Wong, 21, has made enough of an impression at Vegas Golden Knights rookie camp to be placed on a line with Reid Duke and Alex Tuch. The three are expected to be together when Vegas rookies play Los Angeles Kings rookies Tuesday and Wednesday at the Kings practice facility in El Segundo, California.
Tuch is ahead of most, having played six games for the Minnesota Wild last season. Wong signed in May with the Chicago Wolves, the American Hockey League affiliate of the Golden Knights and St. Louis Blues.
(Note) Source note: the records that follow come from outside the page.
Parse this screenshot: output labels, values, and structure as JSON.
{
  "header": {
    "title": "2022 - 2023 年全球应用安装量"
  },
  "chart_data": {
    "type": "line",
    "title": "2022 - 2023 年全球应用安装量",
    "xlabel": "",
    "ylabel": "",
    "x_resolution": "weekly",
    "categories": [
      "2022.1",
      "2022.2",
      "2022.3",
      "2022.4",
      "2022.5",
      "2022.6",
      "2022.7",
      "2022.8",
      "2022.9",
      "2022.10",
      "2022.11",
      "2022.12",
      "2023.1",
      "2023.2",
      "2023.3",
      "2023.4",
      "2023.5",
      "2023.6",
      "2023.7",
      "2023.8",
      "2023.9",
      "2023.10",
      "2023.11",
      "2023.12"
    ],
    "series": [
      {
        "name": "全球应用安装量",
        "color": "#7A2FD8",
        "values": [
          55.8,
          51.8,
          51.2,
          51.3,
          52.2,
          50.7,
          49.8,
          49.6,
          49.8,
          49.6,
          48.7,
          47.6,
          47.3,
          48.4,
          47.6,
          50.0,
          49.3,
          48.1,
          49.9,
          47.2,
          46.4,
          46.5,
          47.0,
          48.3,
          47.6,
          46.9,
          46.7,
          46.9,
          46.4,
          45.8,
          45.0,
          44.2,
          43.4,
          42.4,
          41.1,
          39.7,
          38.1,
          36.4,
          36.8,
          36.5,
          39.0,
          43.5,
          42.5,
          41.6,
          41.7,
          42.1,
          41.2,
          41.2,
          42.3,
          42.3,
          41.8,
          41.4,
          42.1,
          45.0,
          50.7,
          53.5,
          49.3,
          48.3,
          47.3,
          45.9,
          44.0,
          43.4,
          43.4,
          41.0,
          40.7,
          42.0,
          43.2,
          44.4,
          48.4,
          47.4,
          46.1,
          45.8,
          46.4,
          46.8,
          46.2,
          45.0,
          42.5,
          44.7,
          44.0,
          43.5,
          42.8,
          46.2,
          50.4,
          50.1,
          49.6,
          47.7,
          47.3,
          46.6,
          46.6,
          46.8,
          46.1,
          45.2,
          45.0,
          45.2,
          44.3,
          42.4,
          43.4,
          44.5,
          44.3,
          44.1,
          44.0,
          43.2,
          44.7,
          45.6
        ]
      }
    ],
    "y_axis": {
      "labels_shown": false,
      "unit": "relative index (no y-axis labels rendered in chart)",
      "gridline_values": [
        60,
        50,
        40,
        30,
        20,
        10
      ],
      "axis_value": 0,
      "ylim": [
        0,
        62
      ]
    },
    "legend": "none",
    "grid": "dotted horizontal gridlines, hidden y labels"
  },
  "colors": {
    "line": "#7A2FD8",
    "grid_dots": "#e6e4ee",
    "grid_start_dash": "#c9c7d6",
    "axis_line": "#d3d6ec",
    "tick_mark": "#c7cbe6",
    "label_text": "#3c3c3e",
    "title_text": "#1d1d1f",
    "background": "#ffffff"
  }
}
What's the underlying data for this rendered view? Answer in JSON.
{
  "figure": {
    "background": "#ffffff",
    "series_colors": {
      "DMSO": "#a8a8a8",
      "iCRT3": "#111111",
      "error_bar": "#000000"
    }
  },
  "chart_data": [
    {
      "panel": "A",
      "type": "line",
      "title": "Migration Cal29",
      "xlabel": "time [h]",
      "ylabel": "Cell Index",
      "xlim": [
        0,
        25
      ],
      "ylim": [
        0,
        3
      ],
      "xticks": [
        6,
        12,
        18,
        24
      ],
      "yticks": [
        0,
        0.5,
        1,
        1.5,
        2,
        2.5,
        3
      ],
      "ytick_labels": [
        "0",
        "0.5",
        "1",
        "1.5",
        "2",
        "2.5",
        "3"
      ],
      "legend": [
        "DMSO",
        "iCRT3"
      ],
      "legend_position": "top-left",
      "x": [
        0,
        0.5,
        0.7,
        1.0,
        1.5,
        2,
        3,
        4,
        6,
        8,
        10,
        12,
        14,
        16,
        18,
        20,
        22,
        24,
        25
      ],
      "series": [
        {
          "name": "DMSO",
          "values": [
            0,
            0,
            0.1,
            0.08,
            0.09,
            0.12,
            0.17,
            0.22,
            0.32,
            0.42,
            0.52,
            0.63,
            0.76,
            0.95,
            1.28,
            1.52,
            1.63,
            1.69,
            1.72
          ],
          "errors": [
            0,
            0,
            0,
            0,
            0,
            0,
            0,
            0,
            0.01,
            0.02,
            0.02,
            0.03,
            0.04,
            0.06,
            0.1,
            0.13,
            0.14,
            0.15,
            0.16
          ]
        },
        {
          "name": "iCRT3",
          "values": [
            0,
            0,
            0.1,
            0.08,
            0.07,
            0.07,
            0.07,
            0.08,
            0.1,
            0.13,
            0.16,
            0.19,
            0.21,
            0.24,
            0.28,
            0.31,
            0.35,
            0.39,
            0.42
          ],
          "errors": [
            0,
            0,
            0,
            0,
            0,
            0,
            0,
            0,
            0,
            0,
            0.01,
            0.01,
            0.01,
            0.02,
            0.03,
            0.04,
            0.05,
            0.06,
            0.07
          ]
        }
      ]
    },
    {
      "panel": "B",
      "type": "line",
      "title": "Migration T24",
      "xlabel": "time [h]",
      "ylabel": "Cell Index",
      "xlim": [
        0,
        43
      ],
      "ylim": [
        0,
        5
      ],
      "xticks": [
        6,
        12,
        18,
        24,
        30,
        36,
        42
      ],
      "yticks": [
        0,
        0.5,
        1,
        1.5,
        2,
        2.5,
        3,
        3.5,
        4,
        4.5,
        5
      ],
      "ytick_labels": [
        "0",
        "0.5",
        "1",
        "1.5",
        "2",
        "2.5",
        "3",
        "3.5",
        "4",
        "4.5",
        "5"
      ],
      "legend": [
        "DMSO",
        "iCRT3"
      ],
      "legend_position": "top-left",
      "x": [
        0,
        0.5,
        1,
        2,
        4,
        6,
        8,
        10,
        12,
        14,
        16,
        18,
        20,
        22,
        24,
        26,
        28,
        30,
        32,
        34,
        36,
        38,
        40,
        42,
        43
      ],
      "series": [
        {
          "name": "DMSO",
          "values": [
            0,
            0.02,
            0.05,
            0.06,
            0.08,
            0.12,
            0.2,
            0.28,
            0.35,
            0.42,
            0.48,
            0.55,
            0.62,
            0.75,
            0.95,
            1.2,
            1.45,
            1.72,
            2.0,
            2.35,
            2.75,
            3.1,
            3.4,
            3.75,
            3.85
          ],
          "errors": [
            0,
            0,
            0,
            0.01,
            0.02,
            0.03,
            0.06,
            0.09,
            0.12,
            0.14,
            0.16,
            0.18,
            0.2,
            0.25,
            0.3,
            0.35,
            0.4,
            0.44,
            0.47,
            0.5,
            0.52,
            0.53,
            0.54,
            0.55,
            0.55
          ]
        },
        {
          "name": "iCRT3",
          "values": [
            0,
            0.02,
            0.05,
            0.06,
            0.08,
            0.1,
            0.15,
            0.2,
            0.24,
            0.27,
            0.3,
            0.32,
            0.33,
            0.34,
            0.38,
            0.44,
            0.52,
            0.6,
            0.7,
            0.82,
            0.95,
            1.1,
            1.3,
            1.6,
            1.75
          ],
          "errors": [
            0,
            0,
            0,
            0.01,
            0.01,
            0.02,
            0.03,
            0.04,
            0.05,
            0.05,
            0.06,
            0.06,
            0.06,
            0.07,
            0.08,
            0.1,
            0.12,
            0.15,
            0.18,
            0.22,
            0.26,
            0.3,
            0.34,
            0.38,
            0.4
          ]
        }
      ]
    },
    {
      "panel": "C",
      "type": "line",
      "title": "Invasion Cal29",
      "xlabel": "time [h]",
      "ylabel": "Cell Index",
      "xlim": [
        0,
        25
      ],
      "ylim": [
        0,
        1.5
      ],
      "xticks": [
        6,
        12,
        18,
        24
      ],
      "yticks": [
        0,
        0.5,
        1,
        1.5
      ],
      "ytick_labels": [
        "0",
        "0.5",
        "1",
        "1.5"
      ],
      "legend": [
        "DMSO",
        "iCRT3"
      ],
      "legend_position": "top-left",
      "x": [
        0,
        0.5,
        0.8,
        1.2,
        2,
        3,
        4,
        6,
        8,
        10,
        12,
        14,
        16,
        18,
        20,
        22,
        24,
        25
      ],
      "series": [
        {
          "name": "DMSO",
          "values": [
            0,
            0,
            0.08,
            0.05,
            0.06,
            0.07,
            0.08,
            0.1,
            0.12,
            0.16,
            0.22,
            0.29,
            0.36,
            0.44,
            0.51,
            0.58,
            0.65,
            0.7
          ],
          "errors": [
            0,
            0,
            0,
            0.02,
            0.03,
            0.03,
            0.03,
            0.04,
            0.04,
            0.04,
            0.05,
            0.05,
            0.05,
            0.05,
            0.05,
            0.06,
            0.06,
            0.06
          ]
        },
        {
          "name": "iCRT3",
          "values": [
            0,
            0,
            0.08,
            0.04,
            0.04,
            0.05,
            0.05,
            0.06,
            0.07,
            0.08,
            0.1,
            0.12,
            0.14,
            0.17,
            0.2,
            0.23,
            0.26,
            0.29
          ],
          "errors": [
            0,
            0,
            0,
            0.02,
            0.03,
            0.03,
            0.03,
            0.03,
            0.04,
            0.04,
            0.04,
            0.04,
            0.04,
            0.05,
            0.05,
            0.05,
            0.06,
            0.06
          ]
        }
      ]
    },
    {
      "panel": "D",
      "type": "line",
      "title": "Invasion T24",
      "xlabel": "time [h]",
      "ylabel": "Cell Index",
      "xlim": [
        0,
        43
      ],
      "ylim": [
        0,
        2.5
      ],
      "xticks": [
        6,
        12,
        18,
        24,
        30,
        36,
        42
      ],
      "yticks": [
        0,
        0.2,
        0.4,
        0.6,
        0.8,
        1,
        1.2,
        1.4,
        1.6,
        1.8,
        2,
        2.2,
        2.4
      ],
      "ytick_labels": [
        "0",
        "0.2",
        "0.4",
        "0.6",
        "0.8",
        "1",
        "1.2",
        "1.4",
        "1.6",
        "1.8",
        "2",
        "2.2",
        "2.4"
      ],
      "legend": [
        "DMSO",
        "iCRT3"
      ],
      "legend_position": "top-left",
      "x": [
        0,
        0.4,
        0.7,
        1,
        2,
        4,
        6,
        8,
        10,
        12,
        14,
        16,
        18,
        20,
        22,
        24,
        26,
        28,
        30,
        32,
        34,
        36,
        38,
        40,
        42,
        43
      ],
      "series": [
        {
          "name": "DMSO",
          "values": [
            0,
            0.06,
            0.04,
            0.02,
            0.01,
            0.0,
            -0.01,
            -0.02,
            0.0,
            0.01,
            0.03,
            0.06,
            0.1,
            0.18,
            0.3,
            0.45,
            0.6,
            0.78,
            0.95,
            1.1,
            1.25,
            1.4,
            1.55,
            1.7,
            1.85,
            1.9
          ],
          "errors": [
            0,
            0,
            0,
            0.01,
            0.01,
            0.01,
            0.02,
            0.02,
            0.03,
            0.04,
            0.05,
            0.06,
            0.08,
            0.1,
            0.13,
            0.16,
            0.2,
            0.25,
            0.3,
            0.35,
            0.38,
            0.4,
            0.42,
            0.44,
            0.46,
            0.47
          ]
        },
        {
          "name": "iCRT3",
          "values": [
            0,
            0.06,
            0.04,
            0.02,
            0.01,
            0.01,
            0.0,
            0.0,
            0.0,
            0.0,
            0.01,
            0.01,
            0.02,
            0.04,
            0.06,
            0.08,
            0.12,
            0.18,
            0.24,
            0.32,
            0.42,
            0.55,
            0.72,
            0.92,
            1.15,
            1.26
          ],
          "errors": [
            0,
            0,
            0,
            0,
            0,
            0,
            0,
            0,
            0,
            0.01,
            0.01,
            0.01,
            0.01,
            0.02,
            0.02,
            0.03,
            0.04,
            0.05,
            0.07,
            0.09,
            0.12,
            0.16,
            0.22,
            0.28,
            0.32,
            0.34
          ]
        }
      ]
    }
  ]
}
"We played together at development camp," Wong said. They're two amazing players. Alex is a very good skater, a big body (6-foot-4, 222 pounds) that uses his frame to his advantage. I've known [Duke] since I was 7 years old. We have that chemistry.
"Hopefully, we'll be able to click and score some goals in L.A."
Wong (5-9, 176) went undrafted and just completed his final junior season with Lethbridge of the Western Hockey League. He led the WHL with 51 goals and was third with 109 points last season after participating in development camp and training camp with the Toronto Maple Leafs in 2016.
"To be able to put on an NHL uniform is an amazing opportunity," Wong said. "This year, I'm coming into it a little bit more mature, trying to not get too nervous or stressed out, taking that experience and putting it into this camp where I can be confident and make more plays."
His impact in Lethbridge was considerable.
"He leaves it on the ice every time he plays," Vegas assistant general manager Kelly McCrimmon said. "He always finds a way to emerge and be successful. He played five years in Lethbridge and was a great player. He was part of their program in transitioning from a team that had a lot of struggles to a real good team."
Wong won a WHL humanitarian award three straight seasons in Lethbridge. His primary focus was the KidSport initiative, raising about $13,000, he said.
Wong and his two brothers were home-schooled in Cochrane, Alberta, and they were involved in Calgary with the Mustard Seed, an organization helping the homeless.
He's been giving back since he was a third-grader.
"It was a big part of the way I was raised," Wong said. "My mom is amazing. When we were younger, we would go volunteer and make sandwiches for the local homeless shelter.
"She was always volunteering her time. To be able to follow in her footsteps a little and be able to do that was something I always thought about. She always made sure me and my brothers knew that playing hockey is not a right, it's a blessing."
Hockey wasn't the only sporting activity in the Wong household. Wong, his brothers and his mother train and ride horses for reining competitions, events designed to test the athletic ability of ranch-type horses.
"Animals always teach people an awful lot," his mother, Julie Olenyk-Wong, said. "I believe it has taught him a lot."
Tyler's brother Colton will be riding at an event in Las Vegas at South Point Arena & Equestrian Center later this week. It's a nice coincidence for the family, combining hockey and horses.
Tyler's competitive nature carries over from the rink, but only to a point.
"When I ride, I always try to win," he said. "But it's more of a getaway from the rink. With horses, it's more of my recreation and more of a relaxing time. Hockey is win, win, win, and everything is about that."